Building a Wear OS Companion App for a Tauri Android Application
- Threshold
- Rust
- Tauri
- Android
- Wear OS
- Kotlin
Tauri v2 brought first-class Android support to the Rust-based app framework, letting developers build mobile apps with a web frontend and a Rust backend. But what about wearables? Google's Wear OS ecosystem expects a companion app that syncs data with the phone — and Tauri has no built-in story for that.
This post walks through how we added Wear OS support to Threshold, a Tauri v2 alarm clock app, by building a standalone Wear OS companion app and a custom Tauri plugin that bridges Rust business logic to the Android Wear Data Layer API.
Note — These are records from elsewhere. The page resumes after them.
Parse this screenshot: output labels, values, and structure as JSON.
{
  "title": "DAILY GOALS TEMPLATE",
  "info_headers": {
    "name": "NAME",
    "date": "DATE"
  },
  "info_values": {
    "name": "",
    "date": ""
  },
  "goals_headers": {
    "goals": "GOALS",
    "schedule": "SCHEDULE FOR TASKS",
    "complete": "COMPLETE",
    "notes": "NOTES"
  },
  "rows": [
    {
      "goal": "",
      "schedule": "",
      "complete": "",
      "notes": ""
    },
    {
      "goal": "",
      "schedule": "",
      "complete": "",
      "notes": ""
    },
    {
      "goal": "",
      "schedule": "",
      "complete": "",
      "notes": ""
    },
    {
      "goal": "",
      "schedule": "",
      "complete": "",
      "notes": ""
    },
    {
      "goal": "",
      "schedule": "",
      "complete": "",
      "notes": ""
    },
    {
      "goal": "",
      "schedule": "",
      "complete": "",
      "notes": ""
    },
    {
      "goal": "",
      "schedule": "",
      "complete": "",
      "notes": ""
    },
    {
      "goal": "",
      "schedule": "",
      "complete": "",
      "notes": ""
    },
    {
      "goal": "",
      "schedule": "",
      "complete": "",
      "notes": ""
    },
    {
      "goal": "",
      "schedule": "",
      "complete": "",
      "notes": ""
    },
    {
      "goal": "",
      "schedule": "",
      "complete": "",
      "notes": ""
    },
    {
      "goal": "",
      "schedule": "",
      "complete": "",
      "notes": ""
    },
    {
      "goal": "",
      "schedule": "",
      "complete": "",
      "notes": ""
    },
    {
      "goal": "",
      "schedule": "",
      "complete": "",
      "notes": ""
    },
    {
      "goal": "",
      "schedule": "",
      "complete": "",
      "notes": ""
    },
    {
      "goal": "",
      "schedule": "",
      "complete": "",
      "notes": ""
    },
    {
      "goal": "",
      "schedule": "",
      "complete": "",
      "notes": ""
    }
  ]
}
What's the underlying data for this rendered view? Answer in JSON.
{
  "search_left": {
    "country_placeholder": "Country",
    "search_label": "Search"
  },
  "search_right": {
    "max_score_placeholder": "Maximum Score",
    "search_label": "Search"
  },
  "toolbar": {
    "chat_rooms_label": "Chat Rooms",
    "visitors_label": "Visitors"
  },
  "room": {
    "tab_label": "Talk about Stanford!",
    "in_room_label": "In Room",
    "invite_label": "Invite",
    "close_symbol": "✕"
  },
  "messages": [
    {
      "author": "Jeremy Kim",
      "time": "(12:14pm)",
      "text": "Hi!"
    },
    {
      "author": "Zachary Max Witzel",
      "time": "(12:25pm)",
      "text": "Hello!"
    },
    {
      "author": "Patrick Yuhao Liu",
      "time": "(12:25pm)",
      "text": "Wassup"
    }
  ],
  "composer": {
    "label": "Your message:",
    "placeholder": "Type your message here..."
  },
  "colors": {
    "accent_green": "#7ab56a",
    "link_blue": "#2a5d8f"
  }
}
The Architecture at a Glance
The system has three components:
- Phone app — A Tauri v2 app (React + Rust) that owns the SQLite database and schedules alarms via Android's
AlarmManager. - Wear OS companion app — A standalone Kotlin/Compose for Wear OS app that displays alarms on the watch and sends toggle/delete commands back to the phone.
wear-syncTauri plugin — A Rust + Kotlin plugin that connects the phone app's event system to Google's Wear Data Layer API.
The phone is the single source of truth. The watch is a remote view with limited write-back capability. Data flows through Google's Wear Data Layer, which handles Bluetooth transport, queuing, and delivery when devices reconnect.
┌─────────────────────────────────────────────────┐
│ Phone (Tauri v2) │
│ │
│ React UI ←→ Rust (AlarmCoordinator + SQLite) │
│ ↕ │
│ wear-sync plugin (Rust) │
│ ↕ │
│ wear-sync plugin (Kotlin) │
│ ↕ │
│ Google Wear Data Layer (DataClient) │
└─────────────────────────────────────────────────┘
↕ Bluetooth
┌─────────────────────────────────────────────────┐
│ Watch (Wear OS) │
│ │
│ Compose UI ← AlarmRepository (in-memory cache) │
│ ↕ │
│ DataLayerListenerService (DataItems) │
│ WearDataLayerClient (Messages) │
└─────────────────────────────────────────────────┘
Why Not Just Extend the Tauri App?
Wear OS apps are standalone APKs. They don't run inside the phone app's process, and they can't share a WebView. Even if Tauri could target Wear OS (it can't — Wear OS doesn't support the WebView-based rendering Tauri relies on), the watch's constrained resources make a native Compose UI the right choice.
The companion app pattern is Google's recommended approach: a lightweight native watch app that communicates with the phone via the Wear Data Layer API. This also means the watch app works independently — it caches data locally and can display alarms even when disconnected from the phone.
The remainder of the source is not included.